Les analyses indiquent que ces fragments métalliques proviennent d’un même missile Buk. Le Ministère public estime donc que les demandes de la défense visant à déterminer si le MH17 a été abattu lors d’un combat aérien par un avion de chasse doivent être rejetées.
Cependant, le Ministère public a accepté la demande d’une enquête plus approfondie sur le lieu d’où le missile Buk aurait été tiré. La justice néerlandaise part du principe que cela s’est produit depuis un champ agricole près de Pervomaiskyi. Les conclusions des experts pourront ainsi être comparées.

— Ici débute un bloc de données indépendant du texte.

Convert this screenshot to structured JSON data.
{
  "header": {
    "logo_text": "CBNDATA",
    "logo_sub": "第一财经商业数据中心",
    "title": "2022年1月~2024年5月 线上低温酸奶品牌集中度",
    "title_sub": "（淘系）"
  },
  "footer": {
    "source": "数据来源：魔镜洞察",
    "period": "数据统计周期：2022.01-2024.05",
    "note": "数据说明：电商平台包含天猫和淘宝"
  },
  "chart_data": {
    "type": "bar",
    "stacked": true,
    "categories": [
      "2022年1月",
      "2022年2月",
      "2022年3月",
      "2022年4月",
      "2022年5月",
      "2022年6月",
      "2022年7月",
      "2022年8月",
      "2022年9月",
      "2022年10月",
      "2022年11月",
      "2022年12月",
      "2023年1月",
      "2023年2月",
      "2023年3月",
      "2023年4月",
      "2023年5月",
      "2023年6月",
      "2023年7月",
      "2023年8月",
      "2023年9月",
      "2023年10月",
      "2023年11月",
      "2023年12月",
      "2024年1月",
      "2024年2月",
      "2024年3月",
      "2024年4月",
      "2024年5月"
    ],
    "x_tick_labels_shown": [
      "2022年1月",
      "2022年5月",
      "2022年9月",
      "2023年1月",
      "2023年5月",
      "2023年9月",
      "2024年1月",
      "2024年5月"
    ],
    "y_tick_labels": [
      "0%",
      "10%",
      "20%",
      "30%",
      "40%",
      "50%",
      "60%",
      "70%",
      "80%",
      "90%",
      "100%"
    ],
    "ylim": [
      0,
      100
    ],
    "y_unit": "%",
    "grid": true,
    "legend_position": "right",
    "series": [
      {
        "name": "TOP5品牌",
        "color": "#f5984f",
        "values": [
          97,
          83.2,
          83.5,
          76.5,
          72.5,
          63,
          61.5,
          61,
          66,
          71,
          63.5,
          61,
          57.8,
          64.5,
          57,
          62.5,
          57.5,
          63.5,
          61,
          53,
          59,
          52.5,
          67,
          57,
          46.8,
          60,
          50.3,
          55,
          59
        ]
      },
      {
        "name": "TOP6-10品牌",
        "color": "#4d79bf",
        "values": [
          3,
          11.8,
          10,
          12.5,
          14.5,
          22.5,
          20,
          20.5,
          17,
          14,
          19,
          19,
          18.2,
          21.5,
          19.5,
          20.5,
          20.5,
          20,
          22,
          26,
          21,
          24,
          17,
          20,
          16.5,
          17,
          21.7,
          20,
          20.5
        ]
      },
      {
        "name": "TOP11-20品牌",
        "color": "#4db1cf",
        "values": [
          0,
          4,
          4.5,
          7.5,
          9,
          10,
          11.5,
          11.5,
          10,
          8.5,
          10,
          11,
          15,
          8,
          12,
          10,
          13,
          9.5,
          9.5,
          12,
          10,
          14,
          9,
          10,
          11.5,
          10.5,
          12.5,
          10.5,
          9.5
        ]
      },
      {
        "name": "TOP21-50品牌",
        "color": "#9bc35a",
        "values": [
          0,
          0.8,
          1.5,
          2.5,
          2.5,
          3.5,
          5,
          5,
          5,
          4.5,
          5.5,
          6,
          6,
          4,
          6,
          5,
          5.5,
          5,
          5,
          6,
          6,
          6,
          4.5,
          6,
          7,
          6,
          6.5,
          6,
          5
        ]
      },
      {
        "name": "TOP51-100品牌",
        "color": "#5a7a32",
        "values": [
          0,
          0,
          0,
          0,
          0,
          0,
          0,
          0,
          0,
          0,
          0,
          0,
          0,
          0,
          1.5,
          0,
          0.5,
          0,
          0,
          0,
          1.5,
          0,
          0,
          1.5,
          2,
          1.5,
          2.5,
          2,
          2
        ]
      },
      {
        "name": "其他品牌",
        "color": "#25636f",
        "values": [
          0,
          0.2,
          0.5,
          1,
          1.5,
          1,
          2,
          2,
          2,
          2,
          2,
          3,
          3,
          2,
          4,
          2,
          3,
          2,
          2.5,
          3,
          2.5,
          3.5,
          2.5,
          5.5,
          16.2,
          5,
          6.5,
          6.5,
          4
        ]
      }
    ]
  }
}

En réponse à la demande d’enquête des avocats, les procureurs ont également présenté de nouvelles preuves concrètes contre les quatre suspects. Il s’agit d’une conversation téléphonique interceptée montrant que, peu après la chute du vol MH17, deux des quatre suspects étaient convaincus d’avoir abattu un avion de chasse ukrainien avec leur missile Buk. Ainsi, Pulatov apprend de son coaccusé Sergey Dubinskiy le 16 juillet 2014, un jour avant le drame, qu’un Buk est en route et qu’une fois arrivé, il sera immédiatement amené vers Pulatov.
Par ailleurs, le Ministère public a de nouveau proposé de scinder le procès des quatre suspects. Si les avocats de Pulatov ont besoin de plus de temps, le procès des trois autres suspects, jugés par contumace, pourrait continuer séparément.
Le procureur a déclaré que concernant la qualité et la fiabilité des conversations enregistrées secrètement, il est utile d'entendre un chef d'équipe néerlandais de la police. Ces enregistrements ont été fournis par le service secret ukrainien SBU et ne sont donc pas forcément fiables selon la défense.
Le tribunal décidera le 3 juillet quelles demandes d’enquête seront acceptées.